Touching memorial brings sad stories of statues to life

But Sunday of last week, a group broke the silence by reading the names of hundreds of victims of the Holocaust in a Yom HaShoah program sponsored by B'nai B'rith International.

One by one, as participants read names of survivors, their voices mingled with the chirping of birds and the murmur of hikers walking nearby, seemingly transforming the statues from statistics into people.

"Among the 6 million victims of the Holocaust, there were 6 million names that each stood for something — for character, for the love they had for their husbands, wives, children," said Rabbi Jacob Traub of San Francisco's Congregation Adath Israel.
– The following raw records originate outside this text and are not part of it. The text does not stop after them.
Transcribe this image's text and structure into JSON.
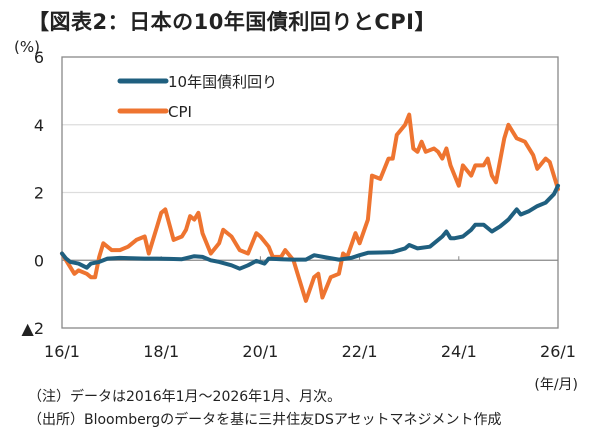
{
  "title": "【図表2：日本の10年国債利回りとCPI】",
  "chart_data": {
    "type": "line",
    "title": "【図表2：日本の10年国債利回りとCPI】",
    "ylabel": "(%)",
    "xlabel": "(年/月)",
    "ylim": [
      -2,
      6
    ],
    "yticks": [
      6,
      4,
      2,
      0,
      -2
    ],
    "ytick_labels": [
      "6",
      "4",
      "2",
      "0",
      "▲2"
    ],
    "xlim": [
      "2016-01",
      "2026-01"
    ],
    "xtick_labels": [
      "16/1",
      "18/1",
      "20/1",
      "22/1",
      "24/1",
      "26/1"
    ],
    "grid": "horizontal",
    "legend_position": "top-left",
    "series": [
      {
        "name": "10年国債利回り",
        "color": "#1f5f7f",
        "points": [
          [
            "2016-01",
            0.2
          ],
          [
            "2016-02",
            0.05
          ],
          [
            "2016-03",
            -0.05
          ],
          [
            "2016-05",
            -0.1
          ],
          [
            "2016-07",
            -0.22
          ],
          [
            "2016-08",
            -0.1
          ],
          [
            "2016-10",
            -0.05
          ],
          [
            "2016-12",
            0.05
          ],
          [
            "2017-03",
            0.07
          ],
          [
            "2017-06",
            0.06
          ],
          [
            "2017-09",
            0.05
          ],
          [
            "2017-12",
            0.05
          ],
          [
            "2018-03",
            0.04
          ],
          [
            "2018-06",
            0.03
          ],
          [
            "2018-09",
            0.12
          ],
          [
            "2018-11",
            0.1
          ],
          [
            "2019-01",
            0.0
          ],
          [
            "2019-03",
            -0.05
          ],
          [
            "2019-06",
            -0.15
          ],
          [
            "2019-08",
            -0.25
          ],
          [
            "2019-10",
            -0.15
          ],
          [
            "2019-12",
            -0.02
          ],
          [
            "2020-02",
            -0.1
          ],
          [
            "2020-03",
            0.05
          ],
          [
            "2020-06",
            0.03
          ],
          [
            "2020-09",
            0.02
          ],
          [
            "2020-12",
            0.02
          ],
          [
            "2021-02",
            0.15
          ],
          [
            "2021-05",
            0.08
          ],
          [
            "2021-08",
            0.02
          ],
          [
            "2021-11",
            0.07
          ],
          [
            "2022-01",
            0.15
          ],
          [
            "2022-03",
            0.22
          ],
          [
            "2022-06",
            0.23
          ],
          [
            "2022-09",
            0.24
          ],
          [
            "2022-12",
            0.35
          ],
          [
            "2023-01",
            0.45
          ],
          [
            "2023-03",
            0.35
          ],
          [
            "2023-06",
            0.4
          ],
          [
            "2023-09",
            0.7
          ],
          [
            "2023-10",
            0.85
          ],
          [
            "2023-11",
            0.65
          ],
          [
            "2023-12",
            0.65
          ],
          [
            "2024-02",
            0.7
          ],
          [
            "2024-04",
            0.9
          ],
          [
            "2024-05",
            1.05
          ],
          [
            "2024-07",
            1.05
          ],
          [
            "2024-09",
            0.85
          ],
          [
            "2024-11",
            1.0
          ],
          [
            "2025-01",
            1.2
          ],
          [
            "2025-03",
            1.5
          ],
          [
            "2025-04",
            1.35
          ],
          [
            "2025-06",
            1.45
          ],
          [
            "2025-08",
            1.6
          ],
          [
            "2025-10",
            1.7
          ],
          [
            "2025-12",
            1.95
          ],
          [
            "2026-01",
            2.2
          ]
        ]
      },
      {
        "name": "CPI",
        "color": "#ee7430",
        "points": [
          [
            "2016-01",
            0.2
          ],
          [
            "2016-02",
            0.0
          ],
          [
            "2016-04",
            -0.4
          ],
          [
            "2016-05",
            -0.3
          ],
          [
            "2016-07",
            -0.4
          ],
          [
            "2016-08",
            -0.5
          ],
          [
            "2016-09",
            -0.5
          ],
          [
            "2016-10",
            0.1
          ],
          [
            "2016-11",
            0.5
          ],
          [
            "2017-01",
            0.3
          ],
          [
            "2017-03",
            0.3
          ],
          [
            "2017-05",
            0.4
          ],
          [
            "2017-07",
            0.6
          ],
          [
            "2017-09",
            0.7
          ],
          [
            "2017-10",
            0.2
          ],
          [
            "2017-12",
            1.0
          ],
          [
            "2018-01",
            1.4
          ],
          [
            "2018-02",
            1.5
          ],
          [
            "2018-04",
            0.6
          ],
          [
            "2018-06",
            0.7
          ],
          [
            "2018-07",
            0.9
          ],
          [
            "2018-08",
            1.3
          ],
          [
            "2018-09",
            1.2
          ],
          [
            "2018-10",
            1.4
          ],
          [
            "2018-11",
            0.8
          ],
          [
            "2019-01",
            0.2
          ],
          [
            "2019-03",
            0.5
          ],
          [
            "2019-04",
            0.9
          ],
          [
            "2019-06",
            0.7
          ],
          [
            "2019-08",
            0.3
          ],
          [
            "2019-10",
            0.2
          ],
          [
            "2019-12",
            0.8
          ],
          [
            "2020-01",
            0.7
          ],
          [
            "2020-03",
            0.4
          ],
          [
            "2020-04",
            0.1
          ],
          [
            "2020-06",
            0.1
          ],
          [
            "2020-07",
            0.3
          ],
          [
            "2020-09",
            0.0
          ],
          [
            "2020-10",
            -0.4
          ],
          [
            "2020-12",
            -1.2
          ],
          [
            "2021-02",
            -0.5
          ],
          [
            "2021-03",
            -0.4
          ],
          [
            "2021-04",
            -1.1
          ],
          [
            "2021-06",
            -0.5
          ],
          [
            "2021-08",
            -0.4
          ],
          [
            "2021-09",
            0.2
          ],
          [
            "2021-10",
            0.1
          ],
          [
            "2021-12",
            0.8
          ],
          [
            "2022-01",
            0.5
          ],
          [
            "2022-03",
            1.2
          ],
          [
            "2022-04",
            2.5
          ],
          [
            "2022-06",
            2.4
          ],
          [
            "2022-08",
            3.0
          ],
          [
            "2022-09",
            3.0
          ],
          [
            "2022-10",
            3.7
          ],
          [
            "2022-12",
            4.0
          ],
          [
            "2023-01",
            4.3
          ],
          [
            "2023-02",
            3.3
          ],
          [
            "2023-03",
            3.2
          ],
          [
            "2023-04",
            3.5
          ],
          [
            "2023-05",
            3.2
          ],
          [
            "2023-07",
            3.3
          ],
          [
            "2023-08",
            3.2
          ],
          [
            "2023-09",
            3.0
          ],
          [
            "2023-10",
            3.3
          ],
          [
            "2023-11",
            2.8
          ],
          [
            "2024-01",
            2.2
          ],
          [
            "2024-02",
            2.8
          ],
          [
            "2024-04",
            2.5
          ],
          [
            "2024-05",
            2.8
          ],
          [
            "2024-07",
            2.8
          ],
          [
            "2024-08",
            3.0
          ],
          [
            "2024-09",
            2.5
          ],
          [
            "2024-10",
            2.3
          ],
          [
            "2024-12",
            3.6
          ],
          [
            "2025-01",
            4.0
          ],
          [
            "2025-03",
            3.6
          ],
          [
            "2025-05",
            3.5
          ],
          [
            "2025-07",
            3.1
          ],
          [
            "2025-08",
            2.7
          ],
          [
            "2025-10",
            3.0
          ],
          [
            "2025-11",
            2.9
          ],
          [
            "2026-01",
            2.1
          ]
        ]
      }
    ]
  },
  "y_unit": "(%)",
  "x_unit": "(年/月)",
  "notes": [
    "（注）データは2016年1月～2026年1月、月次。",
    "（出所）Bloombergのデータを基に三井住友DSアセットマネジメント作成"
  ]
}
The program was coordinated locally by the three B'nai B'rith Lodges in San Francisco and is held annually at the Holocaust Memorial in Lincoln Park. Every year for Yom HaShoah, BBI provides different lists of Holocaust victims to similar groups around the world, so that each of the victim's names — every known victim — is read out loud and remembered.

"We are reminded that each person lost in the Holocaust was a unique individual, that each number had a name," said Irving Abromowitz, a B'nai B'rith member and the memorial's presiding officer, as he read the poem that inspired the program, "Unto Every Person There is a Name."

Woven among the names being read were speeches, poems, prayers and a candlelighting ceremony. Speakers included Holocaust survivors, members of the Bay Area's Jewish community and the community at large.

"It is important to stop hate and violence at the beginning, when we see it happening to any of our citizens," said San Francisco district attorney Terrence Hallinan, who read from Anne Frank's diary.

Reda Mansour, assistant consul for the S.F.-based Israeli Consulate of the Pacific Northwest, spoke about how the Holocaust and its victims are remembered every day in Israel, through the country's history, the names of streets and on Yom HaShoah, a national holiday.

Kaddish and other prayers were recited by Rabbi Abraham Sultan of San Francisco's Congregation Chevra Thilim, Cantor Martin Feldman of San Francisco's Congregation Sherith Israel and others.

Gloria Lyon, a concentration camp survivor and one of the speakers, rolled up her sleeve to reveal the number tattooed on her arm.

"Once we arrived in Auschwitz, we didn't have a name, we became just a number," she said.

"What we are saying to the Nazis is that we claim these people's souls. They claimed only their bodies. That is why what we are doing today is so important," said Rabbi Alan Lew of San Francisco's Congregation Beth Sholom.

Other survivors recounted their experiences. Several spoke in Yiddish. Some told of witnessing the deaths of their families and communities. Daniel Goldberg, who left his small town in Latvia before the war, talked about researching the whereabouts of some of his friends, only to find out that every member of his town's Jewish community had perished in the camps.

During a brief candlelighting ceremony, four survivors stepped carefully into the space where the plaster figures lay. They lit yahrzeit candles, shielding the flames from the light breeze with glass protectors. People recited Kaddish.

The candles burned, and the sound of names being read floated up around the white plaster figures and into the cloudless sky.